Can Switching Prenatal Vitamins Be Dangerous?
A pregnant woman holding a glass of water and vitamins. Photo Credit KatarzynaBialasiewicz/iStock/Getty Images

Prenatal vitamins are vital for your and your baby’s health, but not just any prenatal vitamin will do. Your doctor will prescribe a prenatal vitamin suitable for your pregnancy, taking into consideration such factors as your dietary intake of nutrients and specific problems that may threaten your baby’s health.

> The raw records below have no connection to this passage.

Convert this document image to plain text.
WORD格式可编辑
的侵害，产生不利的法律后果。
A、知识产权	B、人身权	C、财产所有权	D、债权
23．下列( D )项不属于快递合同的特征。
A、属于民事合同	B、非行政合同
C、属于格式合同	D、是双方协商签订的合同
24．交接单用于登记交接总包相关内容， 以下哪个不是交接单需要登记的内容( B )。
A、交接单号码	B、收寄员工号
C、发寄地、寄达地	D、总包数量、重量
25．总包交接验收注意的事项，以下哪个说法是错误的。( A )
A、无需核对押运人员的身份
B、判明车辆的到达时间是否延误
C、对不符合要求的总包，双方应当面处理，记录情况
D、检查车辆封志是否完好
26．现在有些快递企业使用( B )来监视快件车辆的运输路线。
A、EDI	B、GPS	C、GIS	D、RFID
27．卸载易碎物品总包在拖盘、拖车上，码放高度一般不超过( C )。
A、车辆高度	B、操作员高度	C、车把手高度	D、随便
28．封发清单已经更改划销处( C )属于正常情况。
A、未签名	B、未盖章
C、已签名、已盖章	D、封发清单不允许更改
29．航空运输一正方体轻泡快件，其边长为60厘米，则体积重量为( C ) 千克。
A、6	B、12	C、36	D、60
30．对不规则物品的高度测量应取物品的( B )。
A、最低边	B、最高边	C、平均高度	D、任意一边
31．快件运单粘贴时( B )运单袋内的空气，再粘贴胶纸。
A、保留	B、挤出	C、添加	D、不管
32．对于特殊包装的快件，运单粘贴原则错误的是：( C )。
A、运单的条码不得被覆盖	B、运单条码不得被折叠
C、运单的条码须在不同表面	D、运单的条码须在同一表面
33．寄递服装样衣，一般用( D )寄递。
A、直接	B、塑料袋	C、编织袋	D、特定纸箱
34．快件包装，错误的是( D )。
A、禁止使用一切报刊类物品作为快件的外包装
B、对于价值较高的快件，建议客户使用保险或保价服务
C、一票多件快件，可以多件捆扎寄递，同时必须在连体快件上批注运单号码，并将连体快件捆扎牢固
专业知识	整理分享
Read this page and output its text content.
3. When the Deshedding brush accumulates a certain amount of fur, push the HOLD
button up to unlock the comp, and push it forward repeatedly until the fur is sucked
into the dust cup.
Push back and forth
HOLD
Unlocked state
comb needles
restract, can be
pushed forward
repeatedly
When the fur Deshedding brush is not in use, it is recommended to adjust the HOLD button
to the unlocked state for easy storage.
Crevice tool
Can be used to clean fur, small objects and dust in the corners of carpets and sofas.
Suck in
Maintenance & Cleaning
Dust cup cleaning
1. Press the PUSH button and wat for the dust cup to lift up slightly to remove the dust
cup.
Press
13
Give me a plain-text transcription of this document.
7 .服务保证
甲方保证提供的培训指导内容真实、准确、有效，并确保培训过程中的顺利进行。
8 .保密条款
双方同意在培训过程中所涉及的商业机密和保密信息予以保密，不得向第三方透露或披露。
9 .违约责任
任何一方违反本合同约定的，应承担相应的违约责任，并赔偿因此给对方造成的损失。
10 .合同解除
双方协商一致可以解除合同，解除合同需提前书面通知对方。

Prenatal vitamins provide extra doses of vitamins and minerals to prepare your body to give birth and to aid your child’s development. For example, a typical prenatal vitamin will contain at least 400 to 800 micrograms of folic acid to reduce the chance of development problems in your baby, such as spinal bifida, according to WomensHealth.gov.

Expert Insight

Prenatal vitamins are not necessarily interchangeable. Each might have different types and amounts of the various nutrients and minerals you and your baby need. As with any medical decisions you make during your pregnancy, consult your health care provider first. Changing your medications, including prenatal vitamins, without your doctor’s supervision could have negative effects you can’t predict.


Taking it upon yourself to switch prenatal vitamins could lead to serious problems. For example, iron from a prenatal vitamin can increase constipation, so sufferers might be tempted to switch to a prenatal vitamin that contains less iron. But you need extra iron to keep up with a blood supply increase that necessitates the production of extra hemoglobin; to provide enough iron to your growing baby and her placenta; to compensate for initial low levels of iron before you became pregnant; and to avoid iron deficiency anemia, which can cause preterm delivery, infant mortality and low birth weight, according to BabyCenter. Unless your doctor is involved in the decision, switching vitamins could be unhealthy for you and deadly for your baby.


If your current prenatal vitamins are causing unpleasant side effects or are unacceptable for any other reason, ask your health care provider for alternatives. Your doctor might prescribe a different type of prenatal vitamin or offer suggestions for counteracting the negative effects of your current prescription.